12. Lift for the rear suspension is accomplished via MaxTrac fabricated lift blocks. These blocks are tapered to correct driveline angle and each block has two centerpin holes to correct driveline plunge. The MaxTrac kit also includes new U-bolts and hardware. Here you can see the blocks installed prior to trimming the U-bolt length.
13. The MaxTrac kit also includes new rear shocks and hardware, and installing them is a breeze.
14. One of the last steps prior to getting the vehicle aligned was to bolt on the new BFG tires mounted to Mamba wheels.
15. We fit the GMC with a set of LT275/70R18 BFGoodrich All-Terrain KO2 tires on a set of 9-inch-wide M17 Mamba Offroad Alloys wheels with a -12mm offset. The tires have an actual 33.2-inch height per BFG specs. This wheel & tire combination meant a bit of trimming had to be done to the lower fascia of the GMC to eliminate tire contact.
16. The idea here is not go hacking away and cut out more than needed, so the team at Attitude Performance made a small initial removal of the corner of the lower fascia and then test drove the vehicle making further removals as necessary until there was no contact. On the left you can see the fascia prior to trimming and on the right you can see it after the initial trim.
17. The added height of the GMC meant that instead of dropping into the driver seat St. Amant had to climb up and onto the driver seat. To simplify that maneuver, a pair of Lund 6-inch Oval Straight Black Nerf Bars (part #26676748) were installed on the truck. These nerf bars have a safe, recessed step area and are said to support up to 300 pounds before flexing and 350 pounds before bending. The kit includes all bracketry and hardware needed to complete the install.

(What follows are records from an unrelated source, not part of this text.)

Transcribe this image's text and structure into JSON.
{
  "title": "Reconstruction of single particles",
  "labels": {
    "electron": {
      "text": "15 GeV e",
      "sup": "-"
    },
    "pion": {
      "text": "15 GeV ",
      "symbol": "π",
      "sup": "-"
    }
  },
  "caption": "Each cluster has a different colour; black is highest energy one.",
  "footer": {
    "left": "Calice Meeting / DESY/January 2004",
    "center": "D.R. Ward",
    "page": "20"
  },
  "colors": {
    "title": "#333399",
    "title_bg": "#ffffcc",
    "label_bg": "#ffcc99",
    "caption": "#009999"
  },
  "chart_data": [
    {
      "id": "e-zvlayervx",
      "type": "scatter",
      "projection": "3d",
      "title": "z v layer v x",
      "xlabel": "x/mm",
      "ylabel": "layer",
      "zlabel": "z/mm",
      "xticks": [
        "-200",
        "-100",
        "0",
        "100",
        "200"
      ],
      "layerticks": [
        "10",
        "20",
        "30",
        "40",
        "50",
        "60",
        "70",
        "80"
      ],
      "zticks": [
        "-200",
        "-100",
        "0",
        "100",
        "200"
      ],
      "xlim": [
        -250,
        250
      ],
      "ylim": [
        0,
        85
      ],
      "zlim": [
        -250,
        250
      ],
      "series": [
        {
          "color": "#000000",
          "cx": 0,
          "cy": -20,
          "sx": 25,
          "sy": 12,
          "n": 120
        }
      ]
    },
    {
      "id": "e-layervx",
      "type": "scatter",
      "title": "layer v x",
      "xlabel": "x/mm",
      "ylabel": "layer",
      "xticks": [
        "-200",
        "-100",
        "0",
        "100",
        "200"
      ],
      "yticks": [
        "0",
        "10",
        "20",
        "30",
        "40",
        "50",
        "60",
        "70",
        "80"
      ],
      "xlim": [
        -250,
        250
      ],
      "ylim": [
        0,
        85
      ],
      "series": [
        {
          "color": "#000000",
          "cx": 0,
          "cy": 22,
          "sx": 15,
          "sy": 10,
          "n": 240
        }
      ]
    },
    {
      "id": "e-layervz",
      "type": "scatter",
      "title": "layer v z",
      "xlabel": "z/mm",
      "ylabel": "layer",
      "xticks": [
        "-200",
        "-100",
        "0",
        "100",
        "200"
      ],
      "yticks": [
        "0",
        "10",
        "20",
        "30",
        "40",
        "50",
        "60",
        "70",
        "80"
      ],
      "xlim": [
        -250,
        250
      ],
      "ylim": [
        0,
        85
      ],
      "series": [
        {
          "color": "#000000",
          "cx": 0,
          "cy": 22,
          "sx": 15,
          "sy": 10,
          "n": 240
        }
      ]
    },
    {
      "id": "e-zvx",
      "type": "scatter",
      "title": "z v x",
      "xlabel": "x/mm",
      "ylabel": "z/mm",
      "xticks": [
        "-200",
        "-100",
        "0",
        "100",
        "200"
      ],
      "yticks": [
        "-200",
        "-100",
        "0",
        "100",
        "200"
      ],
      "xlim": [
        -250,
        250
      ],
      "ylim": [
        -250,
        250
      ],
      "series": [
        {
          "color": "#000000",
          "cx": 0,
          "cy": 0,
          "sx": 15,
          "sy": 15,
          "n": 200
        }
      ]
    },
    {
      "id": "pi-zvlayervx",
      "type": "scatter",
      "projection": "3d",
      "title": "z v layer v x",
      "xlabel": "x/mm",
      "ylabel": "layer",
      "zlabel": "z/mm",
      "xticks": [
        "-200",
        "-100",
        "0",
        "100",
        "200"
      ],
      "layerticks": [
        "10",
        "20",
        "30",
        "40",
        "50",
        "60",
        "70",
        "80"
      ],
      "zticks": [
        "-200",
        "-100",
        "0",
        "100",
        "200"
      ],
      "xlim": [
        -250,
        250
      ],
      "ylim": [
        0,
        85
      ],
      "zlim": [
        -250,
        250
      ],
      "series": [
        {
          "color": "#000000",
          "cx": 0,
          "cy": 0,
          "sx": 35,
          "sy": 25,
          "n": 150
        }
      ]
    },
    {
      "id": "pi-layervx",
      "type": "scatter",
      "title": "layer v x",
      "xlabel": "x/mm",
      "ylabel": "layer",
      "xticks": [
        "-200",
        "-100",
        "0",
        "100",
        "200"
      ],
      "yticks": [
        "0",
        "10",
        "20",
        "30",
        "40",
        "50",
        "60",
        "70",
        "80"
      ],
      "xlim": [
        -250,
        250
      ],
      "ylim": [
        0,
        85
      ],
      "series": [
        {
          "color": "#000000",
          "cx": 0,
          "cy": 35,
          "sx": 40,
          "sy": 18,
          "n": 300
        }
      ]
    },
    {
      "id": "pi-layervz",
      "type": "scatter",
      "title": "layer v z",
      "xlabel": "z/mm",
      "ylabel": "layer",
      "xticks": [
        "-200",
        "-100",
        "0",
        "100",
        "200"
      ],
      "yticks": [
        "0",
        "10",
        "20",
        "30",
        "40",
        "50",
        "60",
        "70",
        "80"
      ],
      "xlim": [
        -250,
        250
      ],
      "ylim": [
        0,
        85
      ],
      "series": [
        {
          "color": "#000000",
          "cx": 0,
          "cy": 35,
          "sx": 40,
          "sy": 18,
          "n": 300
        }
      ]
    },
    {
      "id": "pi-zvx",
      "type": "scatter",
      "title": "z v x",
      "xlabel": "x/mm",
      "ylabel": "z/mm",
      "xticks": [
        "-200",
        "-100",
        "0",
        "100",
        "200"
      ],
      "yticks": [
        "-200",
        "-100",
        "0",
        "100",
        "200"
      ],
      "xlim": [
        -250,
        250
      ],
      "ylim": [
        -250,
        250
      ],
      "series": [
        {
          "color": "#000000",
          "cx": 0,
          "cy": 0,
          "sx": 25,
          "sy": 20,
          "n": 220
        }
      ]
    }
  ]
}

18. One of the cool things about the Lund nerf bars is that no drilling is needed to complete the install. The bars are designed so that the mounting brackets utilize existing bolts, including those in the body mounts. Interestingly, we had no problems with corrosion on any of the GMC’s factory bolts while installing the nerf bars.
19. Install time was very quick for the Lund nerf bars and the result was a very welcome functional addition to the truck.
20. We were impressed at the quality of the MaxTrac parts and the results. The BFG tires are not only rugged, they also dramatically improve traction- something very welcome in the Wisconsin dirt, mud, and snow. And the Mamba wheels look great and compliment the new look of the truck.
21. The team at Attitude Performance got the job done quickly and efficiently, even with the corrosion and breakage surprises.
22. The last time we talked with St. Amant he was in the driver seat of the GMC, piloting the rig from Wisconsin to Southern California. When asked what he thinks of his newly-lifted GMC he says, “Absolutely, positively love it. It’s been great.”